Adding to silly Commerce Department reporting of “auto sales”, today we learn business inventories were up 0.3%, led by autos up 1.1%. The rise in inventories matched the Econoday consensus estimate.

Inventories are looking to be a slight positive for second-quarter GDP as a 0.3 percent build in May offsets a 0.2 percent draw in April. But it’s inventories at auto dealers that are making the difference, jumping 1.1 percent in May and lifting the retail component to a 0.5 percent build. The May build in vehicles matches a May gain for retail sales of vehicles, though sales proved soft in June.

Wholesalers also built inventories in May, up 0.4 percent with manufacturers, however, working down their inventories by 0.1 percent. Total sales in May came in at minus 0.2 percent which pulls up the inventory-to-sales ratio to a less lean 1.38.

Whether May’s overall build points to overhang will depend on how strong June business sales will prove where the outlook for the retail sector, based on this morning’s retail sales report, is not positive.

Inventories Adding To GDP?

I have no confidence that inventories will add to GDP.
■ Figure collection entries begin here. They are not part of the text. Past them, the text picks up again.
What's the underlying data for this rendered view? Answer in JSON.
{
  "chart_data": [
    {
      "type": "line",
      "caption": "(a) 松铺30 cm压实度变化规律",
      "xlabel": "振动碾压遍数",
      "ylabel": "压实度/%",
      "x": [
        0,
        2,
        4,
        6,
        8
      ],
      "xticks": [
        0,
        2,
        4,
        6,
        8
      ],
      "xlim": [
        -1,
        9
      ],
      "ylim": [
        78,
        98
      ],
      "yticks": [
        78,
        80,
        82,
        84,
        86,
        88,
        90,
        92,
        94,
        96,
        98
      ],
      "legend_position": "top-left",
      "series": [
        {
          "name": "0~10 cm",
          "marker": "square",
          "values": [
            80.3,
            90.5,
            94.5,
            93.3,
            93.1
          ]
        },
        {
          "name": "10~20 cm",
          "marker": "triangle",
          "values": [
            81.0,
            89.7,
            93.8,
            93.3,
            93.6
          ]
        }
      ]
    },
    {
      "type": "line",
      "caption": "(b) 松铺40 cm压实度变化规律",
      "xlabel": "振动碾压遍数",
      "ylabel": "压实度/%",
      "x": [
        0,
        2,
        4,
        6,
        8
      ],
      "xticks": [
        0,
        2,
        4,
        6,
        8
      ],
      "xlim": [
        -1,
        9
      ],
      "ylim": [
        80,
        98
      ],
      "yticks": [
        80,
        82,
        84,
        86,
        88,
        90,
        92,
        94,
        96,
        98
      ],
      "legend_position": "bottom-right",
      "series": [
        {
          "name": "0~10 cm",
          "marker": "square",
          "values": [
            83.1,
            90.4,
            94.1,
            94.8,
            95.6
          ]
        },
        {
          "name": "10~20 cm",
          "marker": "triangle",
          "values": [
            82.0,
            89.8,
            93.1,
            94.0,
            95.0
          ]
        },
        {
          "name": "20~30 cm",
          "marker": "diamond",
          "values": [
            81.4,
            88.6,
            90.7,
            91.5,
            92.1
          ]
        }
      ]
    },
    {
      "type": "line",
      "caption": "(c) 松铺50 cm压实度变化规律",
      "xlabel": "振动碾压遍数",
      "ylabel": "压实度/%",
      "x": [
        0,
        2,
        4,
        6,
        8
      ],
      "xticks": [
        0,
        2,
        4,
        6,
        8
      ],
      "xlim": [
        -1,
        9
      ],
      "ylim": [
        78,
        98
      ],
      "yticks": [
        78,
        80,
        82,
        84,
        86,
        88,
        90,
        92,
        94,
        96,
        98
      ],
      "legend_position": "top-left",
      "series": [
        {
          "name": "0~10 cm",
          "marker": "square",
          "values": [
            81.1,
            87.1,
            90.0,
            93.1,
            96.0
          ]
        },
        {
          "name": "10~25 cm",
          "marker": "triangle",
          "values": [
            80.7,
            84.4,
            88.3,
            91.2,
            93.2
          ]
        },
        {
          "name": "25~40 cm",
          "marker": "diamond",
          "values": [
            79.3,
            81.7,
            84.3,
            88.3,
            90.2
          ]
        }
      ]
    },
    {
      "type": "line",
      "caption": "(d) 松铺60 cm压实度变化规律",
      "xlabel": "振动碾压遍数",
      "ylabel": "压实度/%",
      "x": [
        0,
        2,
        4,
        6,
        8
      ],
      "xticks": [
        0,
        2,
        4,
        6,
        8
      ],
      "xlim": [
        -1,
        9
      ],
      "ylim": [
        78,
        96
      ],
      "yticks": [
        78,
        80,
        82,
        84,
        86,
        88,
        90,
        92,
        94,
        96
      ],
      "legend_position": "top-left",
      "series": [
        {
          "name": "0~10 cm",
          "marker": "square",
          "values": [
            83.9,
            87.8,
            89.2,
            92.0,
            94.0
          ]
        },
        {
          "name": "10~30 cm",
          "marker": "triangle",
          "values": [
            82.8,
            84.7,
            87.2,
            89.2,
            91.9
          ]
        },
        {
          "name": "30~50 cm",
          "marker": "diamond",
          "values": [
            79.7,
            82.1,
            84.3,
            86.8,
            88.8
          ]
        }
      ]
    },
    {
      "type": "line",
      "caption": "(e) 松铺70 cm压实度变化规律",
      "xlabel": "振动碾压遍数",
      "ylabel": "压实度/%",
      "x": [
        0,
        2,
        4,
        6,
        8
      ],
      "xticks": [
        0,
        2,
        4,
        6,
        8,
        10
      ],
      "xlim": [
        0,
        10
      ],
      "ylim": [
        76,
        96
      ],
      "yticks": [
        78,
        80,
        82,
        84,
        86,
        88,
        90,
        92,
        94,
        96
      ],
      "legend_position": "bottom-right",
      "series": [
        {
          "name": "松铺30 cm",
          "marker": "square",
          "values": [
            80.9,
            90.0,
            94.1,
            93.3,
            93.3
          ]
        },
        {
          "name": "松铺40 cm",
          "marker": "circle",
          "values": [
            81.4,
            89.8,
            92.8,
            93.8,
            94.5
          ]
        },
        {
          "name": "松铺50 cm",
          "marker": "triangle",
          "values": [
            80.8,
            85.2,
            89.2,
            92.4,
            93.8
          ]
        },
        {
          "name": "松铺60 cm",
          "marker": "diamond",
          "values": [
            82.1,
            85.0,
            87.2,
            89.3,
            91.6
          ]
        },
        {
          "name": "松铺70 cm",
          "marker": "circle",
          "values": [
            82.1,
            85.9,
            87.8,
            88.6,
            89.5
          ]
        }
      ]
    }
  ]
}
I have complete confidence the sales figures from the commerce department earlier today showing retail auto sales were up 0.1% in June, 0.9% in May, and 0.5% in April are total nonsense.

The question at hand is how the BLS values the inventories that are clearly stacking up on the lots of dealers.

The CPI report from earlier today says new vehicle prices are down five consecutive months and used vehicle prices are down six consecutive months.

Percent Changes by Category

One can make a case for literally anything off this kind of reporting.

Moreover, the decline in CPI (if it applies to the GDP deflator and that is another pot shot) that would tend to boost “real sales” and thus GDP.

I have a bit of time to sort all of this out, but for now, I am around 1.0% GDP growth for the second quarter.